I came across your Blog while doing research on alternative therapies for constant headaches. I am 25 years old, and have had moderately sever to severe headaches for 5 years now. I have had a constant head ache that ranks between a 3 and a 4 on the pain scale for a little over a year now. Like your other writer, I have been to god only knows how many doctors from neurologists to oral / maxiofacial doctors. I have seen neuromuscular doctors and my most recent has been to a pain management clinic.

I just feel tired. Tired of all the doctors with no answer, tired of all the different test, medications, and most of all tired of being treated like my pain is all in my head ( and no I am not figuratively speaking). I have been told that my pain is psychological because there is no physical reason for it. My pain is very real, and I am incredibly angry and hurt that no matter what doctor I go to, the initial meeting is great, full of promises of help and that they will find the cause only to be passed off to another doctor once I become their problem child.

I have been labeled as a drug-seeker, as a depressed female, as needing psychiatric help and many other things. It is obviously easier to label someone versus determining the cause of an obviously dangerous pain. I have considered many things and they are darn right I am depressed. I feel like if they had to live in constant pain in the one organ that is required for every function, they would be depressed too. My pain is not caused by depression; my depression is caused by my pain.
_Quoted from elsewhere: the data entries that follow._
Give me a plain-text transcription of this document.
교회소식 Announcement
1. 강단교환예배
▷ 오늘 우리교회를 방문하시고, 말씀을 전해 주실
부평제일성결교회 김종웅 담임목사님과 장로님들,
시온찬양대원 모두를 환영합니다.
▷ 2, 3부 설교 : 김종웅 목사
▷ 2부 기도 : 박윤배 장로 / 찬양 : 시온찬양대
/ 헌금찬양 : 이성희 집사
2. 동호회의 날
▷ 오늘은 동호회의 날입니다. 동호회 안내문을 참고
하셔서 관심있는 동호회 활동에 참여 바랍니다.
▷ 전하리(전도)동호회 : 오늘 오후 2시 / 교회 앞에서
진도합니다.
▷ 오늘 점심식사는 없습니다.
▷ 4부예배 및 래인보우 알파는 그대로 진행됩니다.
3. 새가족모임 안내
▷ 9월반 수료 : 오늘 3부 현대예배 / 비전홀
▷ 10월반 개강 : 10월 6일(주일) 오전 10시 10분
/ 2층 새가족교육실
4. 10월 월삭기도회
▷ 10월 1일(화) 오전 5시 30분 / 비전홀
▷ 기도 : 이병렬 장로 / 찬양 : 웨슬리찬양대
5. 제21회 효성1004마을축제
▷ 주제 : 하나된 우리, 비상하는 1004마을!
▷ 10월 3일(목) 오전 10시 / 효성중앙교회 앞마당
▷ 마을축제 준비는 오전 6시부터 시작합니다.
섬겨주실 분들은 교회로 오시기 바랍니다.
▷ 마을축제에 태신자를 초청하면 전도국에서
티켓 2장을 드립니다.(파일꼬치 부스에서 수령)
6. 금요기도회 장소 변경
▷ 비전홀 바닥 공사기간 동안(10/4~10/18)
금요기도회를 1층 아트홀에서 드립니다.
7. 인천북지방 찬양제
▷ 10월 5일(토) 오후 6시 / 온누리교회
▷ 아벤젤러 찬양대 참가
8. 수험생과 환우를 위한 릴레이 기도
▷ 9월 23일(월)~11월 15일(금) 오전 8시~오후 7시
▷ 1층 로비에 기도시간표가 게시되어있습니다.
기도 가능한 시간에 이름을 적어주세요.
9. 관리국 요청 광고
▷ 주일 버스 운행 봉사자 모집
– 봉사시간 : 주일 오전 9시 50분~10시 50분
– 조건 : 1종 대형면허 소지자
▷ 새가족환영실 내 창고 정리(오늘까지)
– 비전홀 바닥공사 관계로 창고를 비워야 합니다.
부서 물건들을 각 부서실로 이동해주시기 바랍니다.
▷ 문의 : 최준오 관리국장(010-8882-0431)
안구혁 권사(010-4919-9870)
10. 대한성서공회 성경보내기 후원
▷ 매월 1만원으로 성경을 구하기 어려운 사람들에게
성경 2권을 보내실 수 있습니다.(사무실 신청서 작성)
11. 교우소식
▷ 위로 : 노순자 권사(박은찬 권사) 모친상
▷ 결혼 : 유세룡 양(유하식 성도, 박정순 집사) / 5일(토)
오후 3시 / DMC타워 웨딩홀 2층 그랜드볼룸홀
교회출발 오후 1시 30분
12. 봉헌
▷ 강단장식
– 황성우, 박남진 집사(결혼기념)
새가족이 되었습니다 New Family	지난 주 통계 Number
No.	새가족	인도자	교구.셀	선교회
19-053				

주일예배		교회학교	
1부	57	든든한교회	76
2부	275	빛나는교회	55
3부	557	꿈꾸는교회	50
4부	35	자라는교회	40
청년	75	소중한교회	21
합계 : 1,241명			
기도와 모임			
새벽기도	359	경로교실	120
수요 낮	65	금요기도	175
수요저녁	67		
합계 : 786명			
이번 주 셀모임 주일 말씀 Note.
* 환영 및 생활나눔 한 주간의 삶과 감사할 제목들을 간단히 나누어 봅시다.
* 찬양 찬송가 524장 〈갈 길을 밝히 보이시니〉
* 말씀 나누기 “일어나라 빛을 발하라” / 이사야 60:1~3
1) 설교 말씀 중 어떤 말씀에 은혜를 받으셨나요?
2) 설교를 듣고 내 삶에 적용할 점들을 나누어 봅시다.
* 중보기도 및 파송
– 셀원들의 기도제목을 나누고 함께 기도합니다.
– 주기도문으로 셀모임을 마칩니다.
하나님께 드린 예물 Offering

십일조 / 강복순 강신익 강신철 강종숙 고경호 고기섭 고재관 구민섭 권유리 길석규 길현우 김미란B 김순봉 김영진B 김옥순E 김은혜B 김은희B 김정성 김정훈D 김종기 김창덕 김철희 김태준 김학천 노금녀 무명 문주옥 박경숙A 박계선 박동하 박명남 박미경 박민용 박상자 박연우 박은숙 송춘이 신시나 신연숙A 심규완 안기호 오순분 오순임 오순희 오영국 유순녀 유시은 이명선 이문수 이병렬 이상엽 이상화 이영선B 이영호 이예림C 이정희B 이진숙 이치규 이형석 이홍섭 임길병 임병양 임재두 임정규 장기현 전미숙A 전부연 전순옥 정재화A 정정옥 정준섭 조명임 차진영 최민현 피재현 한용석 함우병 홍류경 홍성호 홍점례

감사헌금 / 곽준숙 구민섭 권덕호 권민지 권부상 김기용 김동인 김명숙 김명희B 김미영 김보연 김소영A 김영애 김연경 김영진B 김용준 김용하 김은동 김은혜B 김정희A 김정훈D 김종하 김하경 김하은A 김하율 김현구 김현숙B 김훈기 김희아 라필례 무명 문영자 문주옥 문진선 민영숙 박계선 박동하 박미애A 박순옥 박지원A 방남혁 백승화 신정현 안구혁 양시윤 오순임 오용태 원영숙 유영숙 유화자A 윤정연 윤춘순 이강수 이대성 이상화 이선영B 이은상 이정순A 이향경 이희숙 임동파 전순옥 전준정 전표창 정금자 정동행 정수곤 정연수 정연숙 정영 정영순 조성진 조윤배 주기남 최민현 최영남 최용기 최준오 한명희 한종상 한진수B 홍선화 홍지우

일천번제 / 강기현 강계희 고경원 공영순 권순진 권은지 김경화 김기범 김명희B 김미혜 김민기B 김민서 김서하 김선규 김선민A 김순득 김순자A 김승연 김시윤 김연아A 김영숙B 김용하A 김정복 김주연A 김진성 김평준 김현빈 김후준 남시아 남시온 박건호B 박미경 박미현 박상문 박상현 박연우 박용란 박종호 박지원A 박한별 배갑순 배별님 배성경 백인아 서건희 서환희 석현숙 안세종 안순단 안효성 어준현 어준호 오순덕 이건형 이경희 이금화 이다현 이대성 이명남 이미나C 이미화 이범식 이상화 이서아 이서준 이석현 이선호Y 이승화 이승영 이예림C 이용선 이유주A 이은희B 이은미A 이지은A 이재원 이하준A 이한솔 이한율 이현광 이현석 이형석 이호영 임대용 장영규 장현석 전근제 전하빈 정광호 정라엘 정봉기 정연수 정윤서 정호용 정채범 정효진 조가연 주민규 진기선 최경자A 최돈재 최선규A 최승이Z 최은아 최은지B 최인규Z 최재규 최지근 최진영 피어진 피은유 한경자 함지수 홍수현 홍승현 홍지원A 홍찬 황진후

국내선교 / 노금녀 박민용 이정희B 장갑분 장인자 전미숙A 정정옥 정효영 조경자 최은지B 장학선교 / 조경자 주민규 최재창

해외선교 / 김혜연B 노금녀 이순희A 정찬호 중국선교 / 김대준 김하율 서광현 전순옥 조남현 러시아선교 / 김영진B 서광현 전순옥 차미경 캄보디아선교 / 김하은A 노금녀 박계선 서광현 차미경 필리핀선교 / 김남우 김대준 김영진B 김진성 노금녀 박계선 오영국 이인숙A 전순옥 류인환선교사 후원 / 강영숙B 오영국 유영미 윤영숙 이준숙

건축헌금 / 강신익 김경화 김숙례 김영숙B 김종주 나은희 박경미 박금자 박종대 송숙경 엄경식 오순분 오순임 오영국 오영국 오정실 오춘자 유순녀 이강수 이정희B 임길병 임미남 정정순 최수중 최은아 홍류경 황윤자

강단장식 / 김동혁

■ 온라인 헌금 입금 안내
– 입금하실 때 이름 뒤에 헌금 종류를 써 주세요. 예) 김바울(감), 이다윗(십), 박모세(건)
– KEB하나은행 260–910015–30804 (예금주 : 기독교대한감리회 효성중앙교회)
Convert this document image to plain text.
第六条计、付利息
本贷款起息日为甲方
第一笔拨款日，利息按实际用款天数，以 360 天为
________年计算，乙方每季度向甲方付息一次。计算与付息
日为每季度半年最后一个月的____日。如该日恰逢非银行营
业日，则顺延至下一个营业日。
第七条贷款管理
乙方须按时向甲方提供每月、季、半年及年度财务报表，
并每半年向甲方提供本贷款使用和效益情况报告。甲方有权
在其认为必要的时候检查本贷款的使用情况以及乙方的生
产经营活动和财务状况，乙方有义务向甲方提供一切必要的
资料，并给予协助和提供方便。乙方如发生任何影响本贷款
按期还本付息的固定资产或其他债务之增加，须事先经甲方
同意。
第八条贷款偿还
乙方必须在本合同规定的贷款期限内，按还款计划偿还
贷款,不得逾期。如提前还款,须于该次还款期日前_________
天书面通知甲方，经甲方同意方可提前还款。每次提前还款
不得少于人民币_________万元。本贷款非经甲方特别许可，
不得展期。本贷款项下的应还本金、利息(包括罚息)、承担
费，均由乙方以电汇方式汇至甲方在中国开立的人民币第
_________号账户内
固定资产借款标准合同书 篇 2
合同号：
It is a very aggravating process, and for a long time I began to think that maybe it was just psychological. But then I began doing research and found that I am not the only one with this condition. I have found many different individuals that have the same symptoms and have also had no success. The only thing that seems to work right now (especially with no one being able to determine the cause) is narcotic pain medicine. I am now being told that this is no longer an option for me, as I cannot live my life dependant on pain pills. But unfortunately I cannot live any kind of meaningful life without them, and like your previous writer stated, it is not because I am addicted to them, it is because I need them to minimize and mask the constant and consistent pain.

I feel like I have been failed by the medical community and I feel like because of my age, I have been treated very unfairly. I feel like I am just another head case to every doctor I see and that the only reason I am there is to get drugs. And you know what they are right. I am there to get drugs. I am willing to try anything if it will help, the only problem is that the only thing that seems to help (and it doesn’t ever take them away completely) are opiate based drugs.

I am just glad to see that there is a doctor out there that does understand the reality of our pain, and even though you don’t have an answer, it is very comforting to see that you do at least care and understand, which is more than I have gotten from 90% of the physicians I have seen. So thank you for your blog, it has made an impact in at least one life.